Une boîte de nuit à Calcutta se poursuit une fois le livre refermé, comme si le roman continuait de nous hanter, présence d’un fantôme bienveillant, d’un songe, d’un rêve qui a pris sa source dans le Gange – Le Gange m’apaise. L’odeur de la pluie sur la montagne m’emplit de joie (Nicolas Idier) – où se mêlent la langue sauvage et rocailleuse de Makenzy Orcel et celle plus sage de Nicolas Idier, les deux écrivains n’en n’ont sans doute pas fini avec cette singulière aventure, un roman ne s’achève peut-être jamais et nous aurions tort de nous en plaindre.
Philippe Chauché
(1) Précédent roman de Nicolas Idier : http://www.lacauselitteraire.fr/nouvelle-jeunesse-nicolas-idier
(2) « Pour lui, c’est un concept (oxymorique) tenant compte à la fois de la racine et de l’errance, prenant en compte la mémoire des origines et les réalités nouvelles de la migration, à travers lequel il propose une nouvelle vision de l’im-migration (l’im-migré). En tant que créateur, je revendique le droit de n’exercer aucune police de l’identité ».
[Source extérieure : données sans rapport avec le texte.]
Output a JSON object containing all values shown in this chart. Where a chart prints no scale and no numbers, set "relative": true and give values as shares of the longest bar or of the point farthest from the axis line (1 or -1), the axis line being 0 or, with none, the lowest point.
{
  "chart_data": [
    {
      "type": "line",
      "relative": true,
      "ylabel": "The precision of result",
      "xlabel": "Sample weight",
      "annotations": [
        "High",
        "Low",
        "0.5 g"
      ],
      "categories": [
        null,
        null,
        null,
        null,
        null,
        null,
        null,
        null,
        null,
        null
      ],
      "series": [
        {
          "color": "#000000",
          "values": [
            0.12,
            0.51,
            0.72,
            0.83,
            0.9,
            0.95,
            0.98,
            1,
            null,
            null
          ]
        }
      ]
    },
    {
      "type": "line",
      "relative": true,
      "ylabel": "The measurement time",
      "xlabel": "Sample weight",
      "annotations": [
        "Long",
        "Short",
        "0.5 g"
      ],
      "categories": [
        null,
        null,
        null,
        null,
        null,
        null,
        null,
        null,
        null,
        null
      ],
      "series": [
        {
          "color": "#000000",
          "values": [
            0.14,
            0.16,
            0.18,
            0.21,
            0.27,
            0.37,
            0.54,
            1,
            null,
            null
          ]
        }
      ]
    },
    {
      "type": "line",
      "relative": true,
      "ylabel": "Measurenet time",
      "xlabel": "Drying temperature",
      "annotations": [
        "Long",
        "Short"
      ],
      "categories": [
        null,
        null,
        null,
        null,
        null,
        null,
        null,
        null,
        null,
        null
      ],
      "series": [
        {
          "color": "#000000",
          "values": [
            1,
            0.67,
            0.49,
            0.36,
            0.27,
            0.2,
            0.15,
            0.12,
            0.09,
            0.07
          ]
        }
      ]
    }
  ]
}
Nicolas Idier a vécu, travaillé, et écrit en Chine et en Inde, on lui doit notamment La Musique des pierres et Nouvelle jeunesse (Gallimard, L’Infini). Il a coordonné la réédition de La Mer dans la littérature française de Simon Leys pour la collection Bouquins (Robert Laffont) et prépare une édition d’écrits critiques de Bernard Frank dans la même collection.
Makenzy Orcel est un écrivain haïtien qui court le monde, auteur notamment de La nuit des terrasses (La Contre Allée), Le Chant des collines (Mémoire d’encrier), Maître-Minuit (Zulma).